Review: Shout at the Devil
Set
in East Africa, hard-drinking American Lee Marvin teams up with Englishman Roger
Moore to blow up a German ship. Rene Kolldehoff is the imposing, but buffoonish
German baddie, Barbara Parkins is Marvin’s estranged daughter whom Moore shacks
up with, and Ian Holm is a shifty-eyed Arab servant. Look out for small turns
at the beginning by George Coulouris (“Citizen
Kane”), Jean Kent (“The Haunted
Strangler”), Maurice Denham (“Damn
the Defiant!”, “Sink the Bismarck!”,
“23 Paces to Baker Street”) and at
the end by Murray Melvin.
Long
but engaging 1976 Peter R. Hunt (“On Her
Majesty’s Secret Service”) flick is like a macho “African Queen”, with Moore playing Hepburn to Marvin’s hilarious
Bogart. Seriously, watch the film and tell me I’m wrong! Only Holm, in a racist
pantomiming East Indian caricature leaves a sour taste in one’s mouth. It’s the
kind of thing you’d expect from a 1950s Rank Organisation film with Anthony
Steel or Stanley Baker, and say a young Donald Pleasence doing blackface schtick.
Lots
of action, and tongue-in-cheek humour, but you’ll probably wish it’d wrap
things up a bit sooner.
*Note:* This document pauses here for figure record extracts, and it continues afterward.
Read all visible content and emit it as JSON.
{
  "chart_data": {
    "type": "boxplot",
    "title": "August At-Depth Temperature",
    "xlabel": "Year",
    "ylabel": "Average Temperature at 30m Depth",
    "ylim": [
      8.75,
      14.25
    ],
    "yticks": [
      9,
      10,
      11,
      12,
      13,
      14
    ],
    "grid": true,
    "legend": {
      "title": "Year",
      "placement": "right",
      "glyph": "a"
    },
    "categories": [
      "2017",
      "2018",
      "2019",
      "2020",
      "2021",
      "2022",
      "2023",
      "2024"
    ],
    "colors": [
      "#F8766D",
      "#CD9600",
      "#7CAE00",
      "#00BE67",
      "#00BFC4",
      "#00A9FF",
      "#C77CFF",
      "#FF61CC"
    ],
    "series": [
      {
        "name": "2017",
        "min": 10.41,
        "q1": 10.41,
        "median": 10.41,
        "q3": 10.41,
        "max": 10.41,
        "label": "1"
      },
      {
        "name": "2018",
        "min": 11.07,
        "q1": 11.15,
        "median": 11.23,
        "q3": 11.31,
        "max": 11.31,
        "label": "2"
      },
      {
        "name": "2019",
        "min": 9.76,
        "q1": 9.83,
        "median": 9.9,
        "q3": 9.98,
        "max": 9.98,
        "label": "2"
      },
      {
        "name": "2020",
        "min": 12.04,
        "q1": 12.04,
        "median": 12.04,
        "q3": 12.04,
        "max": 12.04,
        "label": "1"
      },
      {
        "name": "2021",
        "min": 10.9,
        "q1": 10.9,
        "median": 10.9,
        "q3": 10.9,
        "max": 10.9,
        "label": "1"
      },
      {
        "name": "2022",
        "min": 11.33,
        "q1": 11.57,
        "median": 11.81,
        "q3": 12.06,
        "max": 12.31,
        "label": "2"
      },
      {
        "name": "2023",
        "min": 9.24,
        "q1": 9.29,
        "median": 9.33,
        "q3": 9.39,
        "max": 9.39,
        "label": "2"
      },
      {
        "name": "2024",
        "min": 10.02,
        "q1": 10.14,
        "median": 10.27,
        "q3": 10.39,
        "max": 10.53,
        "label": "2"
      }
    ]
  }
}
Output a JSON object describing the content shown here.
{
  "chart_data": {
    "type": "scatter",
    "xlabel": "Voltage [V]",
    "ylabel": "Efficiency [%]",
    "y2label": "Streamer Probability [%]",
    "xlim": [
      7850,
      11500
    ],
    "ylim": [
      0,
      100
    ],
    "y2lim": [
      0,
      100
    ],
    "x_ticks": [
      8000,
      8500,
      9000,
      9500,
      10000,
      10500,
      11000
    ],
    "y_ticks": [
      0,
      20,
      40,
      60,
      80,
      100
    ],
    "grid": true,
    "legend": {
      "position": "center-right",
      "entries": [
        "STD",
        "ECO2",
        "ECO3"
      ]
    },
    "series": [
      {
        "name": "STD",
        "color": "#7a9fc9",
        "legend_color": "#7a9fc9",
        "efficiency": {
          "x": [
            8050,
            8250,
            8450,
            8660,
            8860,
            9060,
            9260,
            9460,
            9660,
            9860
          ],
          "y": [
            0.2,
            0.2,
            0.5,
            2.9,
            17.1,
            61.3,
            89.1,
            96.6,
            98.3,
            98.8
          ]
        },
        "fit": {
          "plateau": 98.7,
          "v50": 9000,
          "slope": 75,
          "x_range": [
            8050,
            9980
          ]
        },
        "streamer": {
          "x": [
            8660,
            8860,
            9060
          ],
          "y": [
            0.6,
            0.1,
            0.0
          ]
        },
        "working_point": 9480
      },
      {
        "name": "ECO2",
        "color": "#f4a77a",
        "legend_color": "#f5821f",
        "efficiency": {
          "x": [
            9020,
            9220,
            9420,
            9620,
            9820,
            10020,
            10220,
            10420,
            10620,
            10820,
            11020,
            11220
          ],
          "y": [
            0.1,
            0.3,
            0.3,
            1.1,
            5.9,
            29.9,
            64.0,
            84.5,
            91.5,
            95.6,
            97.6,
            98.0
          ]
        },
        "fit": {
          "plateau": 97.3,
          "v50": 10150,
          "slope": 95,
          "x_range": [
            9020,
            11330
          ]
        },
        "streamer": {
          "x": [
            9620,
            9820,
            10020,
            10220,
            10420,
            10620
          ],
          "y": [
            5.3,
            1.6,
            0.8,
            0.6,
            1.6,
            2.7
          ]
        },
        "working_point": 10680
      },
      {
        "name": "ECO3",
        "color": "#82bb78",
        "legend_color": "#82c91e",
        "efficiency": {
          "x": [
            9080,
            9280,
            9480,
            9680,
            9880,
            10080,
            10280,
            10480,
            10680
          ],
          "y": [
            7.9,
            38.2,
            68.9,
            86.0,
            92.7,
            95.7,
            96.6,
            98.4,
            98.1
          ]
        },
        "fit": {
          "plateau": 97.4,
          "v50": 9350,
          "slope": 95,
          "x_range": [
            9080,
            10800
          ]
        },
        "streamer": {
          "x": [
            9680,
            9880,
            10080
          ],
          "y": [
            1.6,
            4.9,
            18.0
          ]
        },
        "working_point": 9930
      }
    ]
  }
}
It’s not that it is bad in any way, it’s just too much.
Still, I can’t really take points off for the film being too long, and Mr. Holm
is only a minor blemish as well. It’s solid stuff. The screenplay is by Stanley
Price (“Arabesque”), novelist Wilbur
Smith (“Dark of the Sun”) and
Alistair Reid (a director of mostly TV), from the novel by Smith.